A space vehicle accelerates uniformly from 50m/s at t=0 to 182m/s at t=1 0.0s.
How far did it move between t=2.0s and t=6.0s?
a = change in velocity/change in time
= (182-50)/10
d = Vi t + .5 a t^2
doesn't help wtf
To find the distance the space vehicle moved between t = 2.0s and t = 6.0s, we need to first determine the acceleration of the vehicle. The given information tells us the initial velocity (u) and final velocity (v) at t = 0s and t = 10.0s, respectively.
Using the equation for uniformly accelerated motion:
v = u + at
where v is the final velocity, u is the initial velocity, a is the acceleration, and t is the time.
Rearranging the equation, we can solve for the acceleration (a):
a = (v - u) / t
Substituting the values:
a = (182 m/s - 50 m/s) / (10.0 s - 0 s)
a = 13.2 m/s²
Now that we know the acceleration, we can find the distance traveled between t = 2.0s and t = 6.0s using the equation for distance in uniformly accelerated motion:
s = ut + 0.5at²
Since we are given only the initial velocity and not the initial time, we need to find the distance traveled between t = 2.0s and t = 6.0s as if the initial velocity were 0 m/s. Then we can subtract the distance traveled at t = 2.0s to find the final answer.
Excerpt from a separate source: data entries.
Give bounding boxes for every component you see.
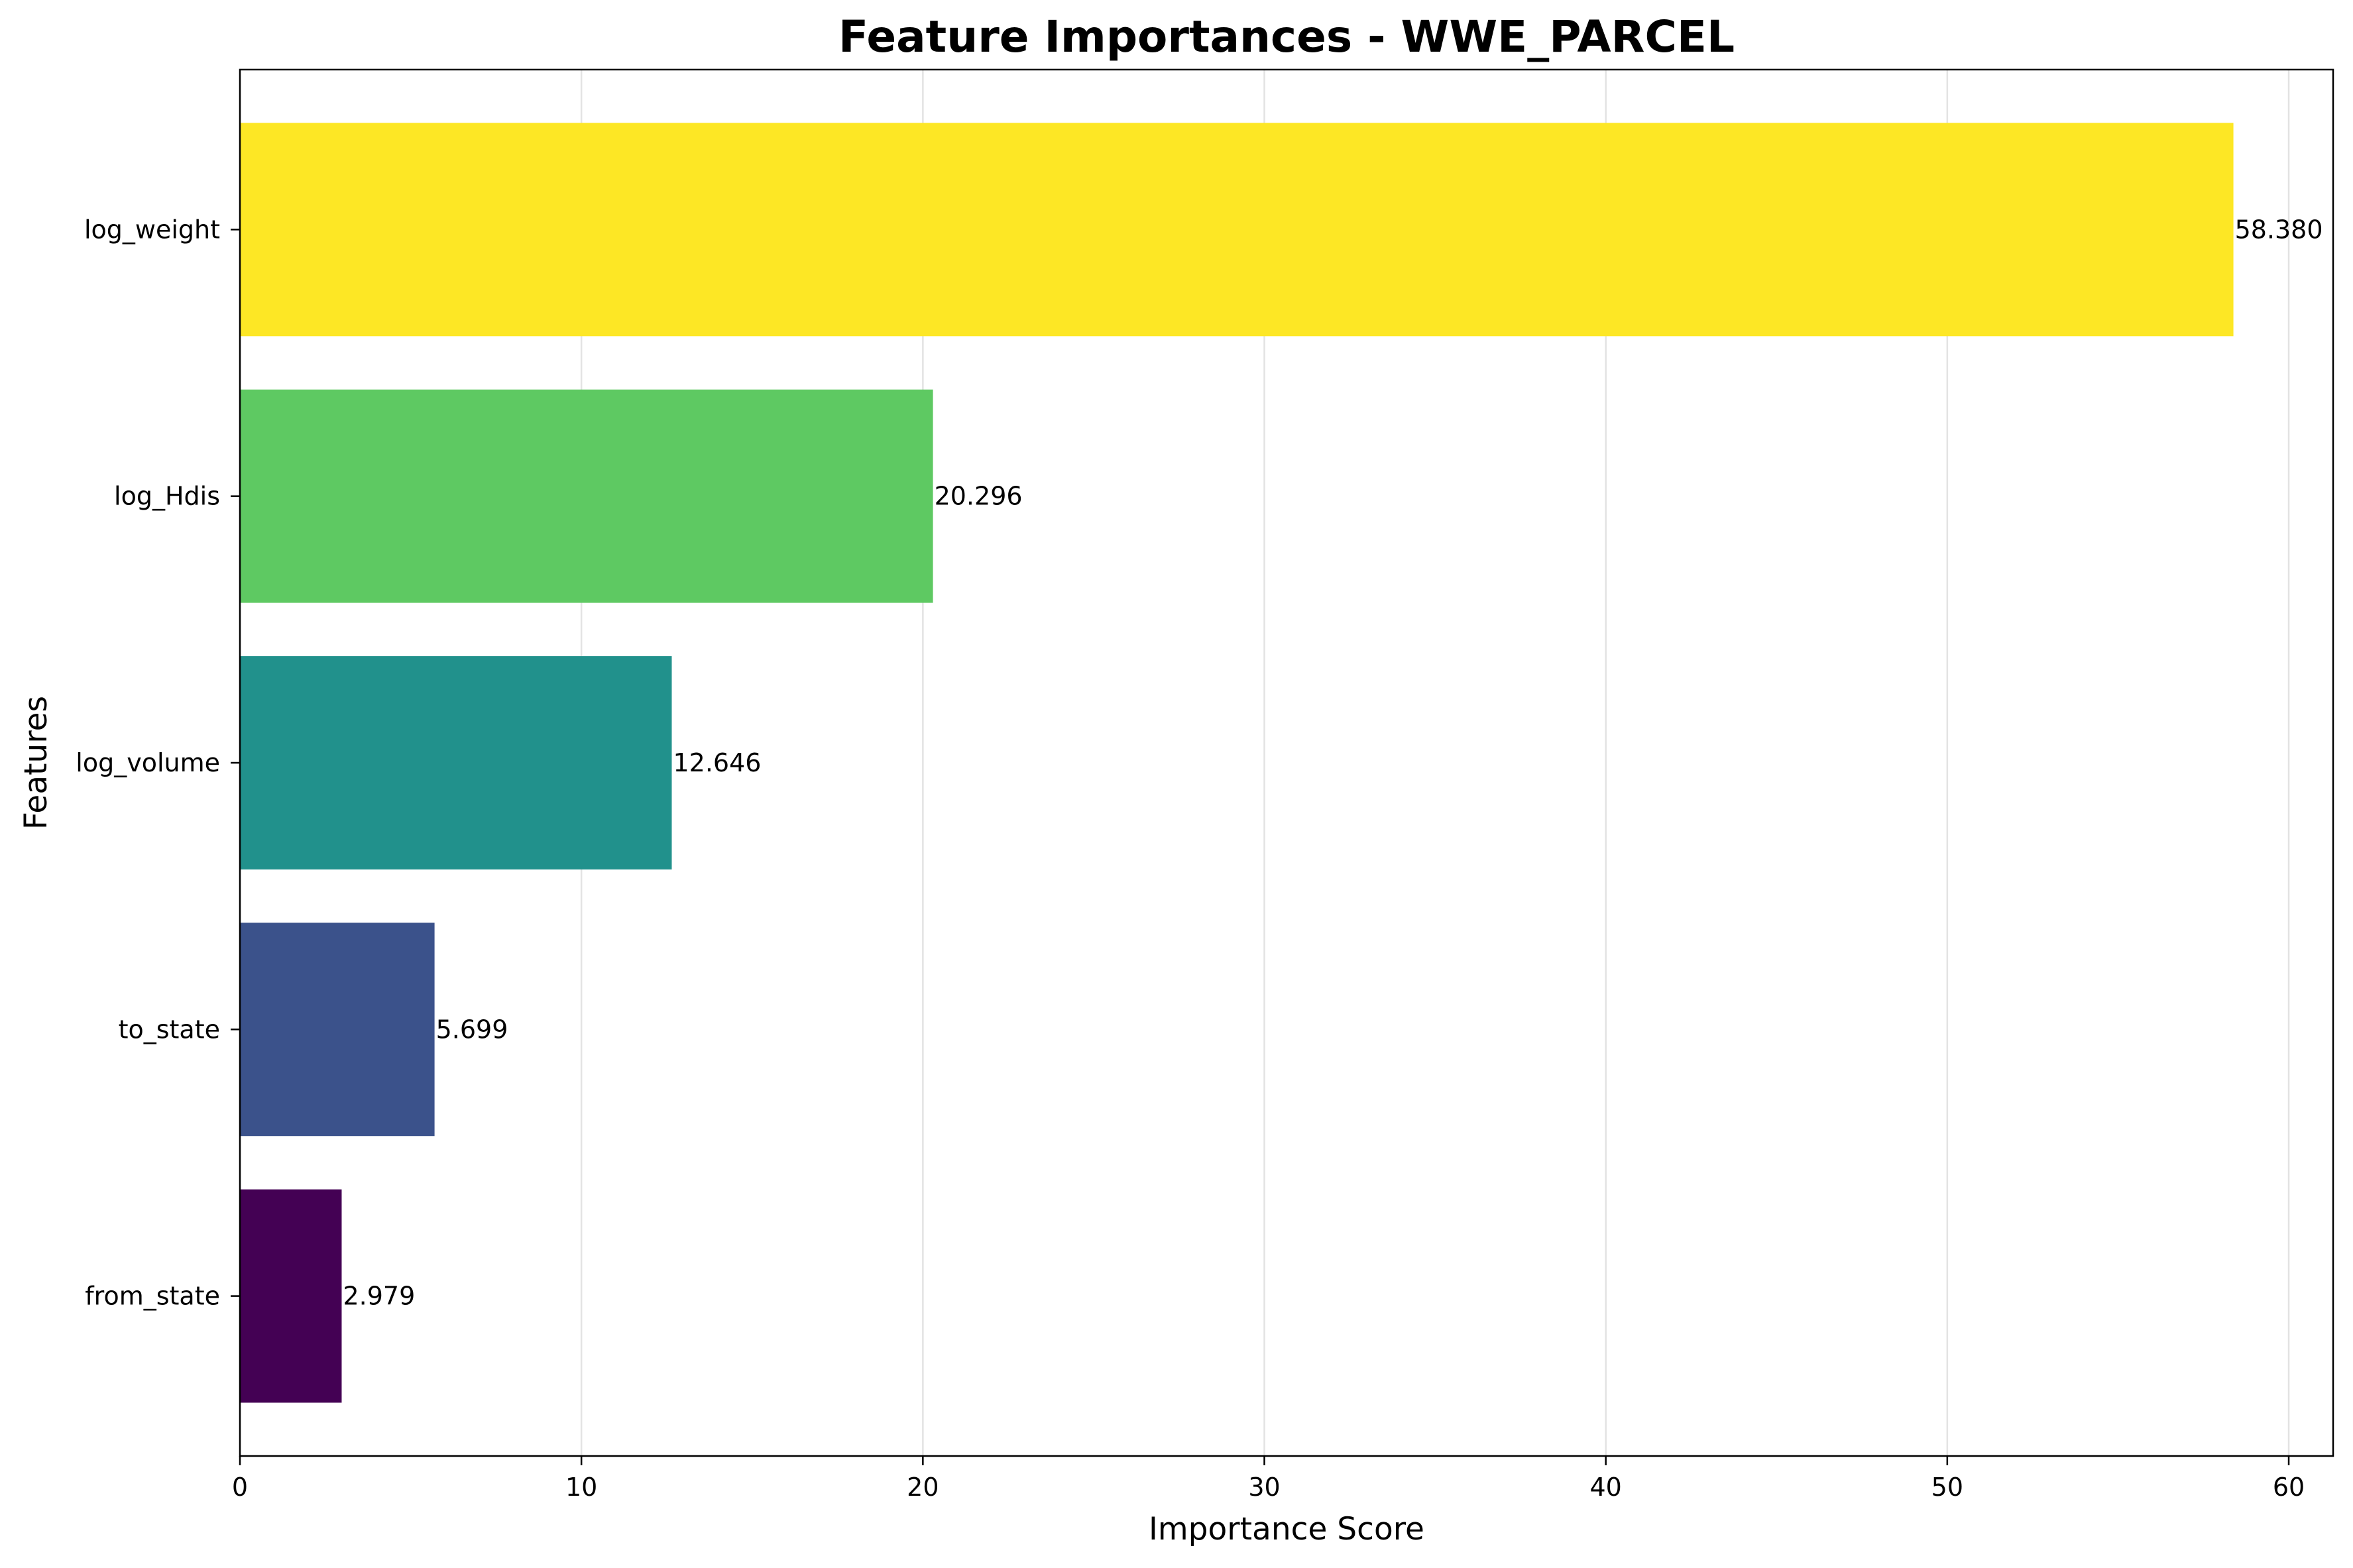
bar-log-weight: [240, 123, 2234, 337]
x-tick-label: 0: [232, 1473, 248, 1502]
chart-title: Feature Importances - WWE_PARCEL: [838, 11, 1735, 62]
y-tick-label: to_state: [119, 1015, 220, 1044]
bar-log-Hdis: [240, 389, 933, 603]
y-tick-label: log_volume: [76, 748, 220, 777]
bar-to-state: [240, 923, 435, 1137]
y-tick-label: log_weight: [84, 215, 220, 244]
x-tick-label: 30: [1248, 1473, 1280, 1502]
bar-value-label: 5.699: [436, 1015, 508, 1044]
bar-value-label: 58.380: [2235, 215, 2323, 244]
x-tick-label: 40: [1590, 1473, 1622, 1502]
bar-from-state: [240, 1189, 342, 1403]
y-axis-label: Features: [18, 696, 54, 830]
x-tick-label: 20: [907, 1473, 939, 1502]
y-tick-label: log_Hdis: [114, 482, 220, 511]
x-axis-label: Importance Score: [1149, 1511, 1424, 1547]
bars-layer: [240, 123, 2234, 1403]
data-labels: 58.380 20.296 12.646 5.699 2.979: [343, 215, 2323, 1310]
y-axis-ticks: log_weight log_Hdis log_volume to_statefrom…: [76, 215, 240, 1311]
x-axis-ticks: 0 10 20 30 40 50 60: [232, 1456, 2305, 1502]
bar-value-label: 12.646: [673, 748, 761, 777]
y-tick-label: from_state: [85, 1282, 220, 1311]
x-tick-label: 10: [565, 1473, 597, 1502]
bar-value-label: 2.979: [343, 1282, 415, 1311]
x-tick-label: 50: [1931, 1473, 1963, 1502]
bar-value-label: 20.296: [935, 482, 1023, 511]
x-tick-label: 60: [2273, 1473, 2305, 1502]
bar-log-volume: [240, 656, 672, 869]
Finding the distance traveled from t = 0s to t = 6.0s:
s1 = 0.5at²
s1 = 0.5 * 13.2 m/s² * (6.0 s)²
s1 = 237.6 m
Finding the distance traveled from t = 0s to t = 2.0s:
s2 = 0.5at²
s2 = 0.5 * 13.2 m/s² * (2.0 s)²
s2 = 13.2 m
Finally, we can find the distance traveled between t = 2.0s and t = 6.0s by subtracting s2 from s1:
Distance traveled = s1 - s2
Distance traveled = 237.6 m - 13.2 m
Distance traveled = 224.4 m
Therefore, the space vehicle moved 224.4 meters between t = 2.0s and t = 6.0s.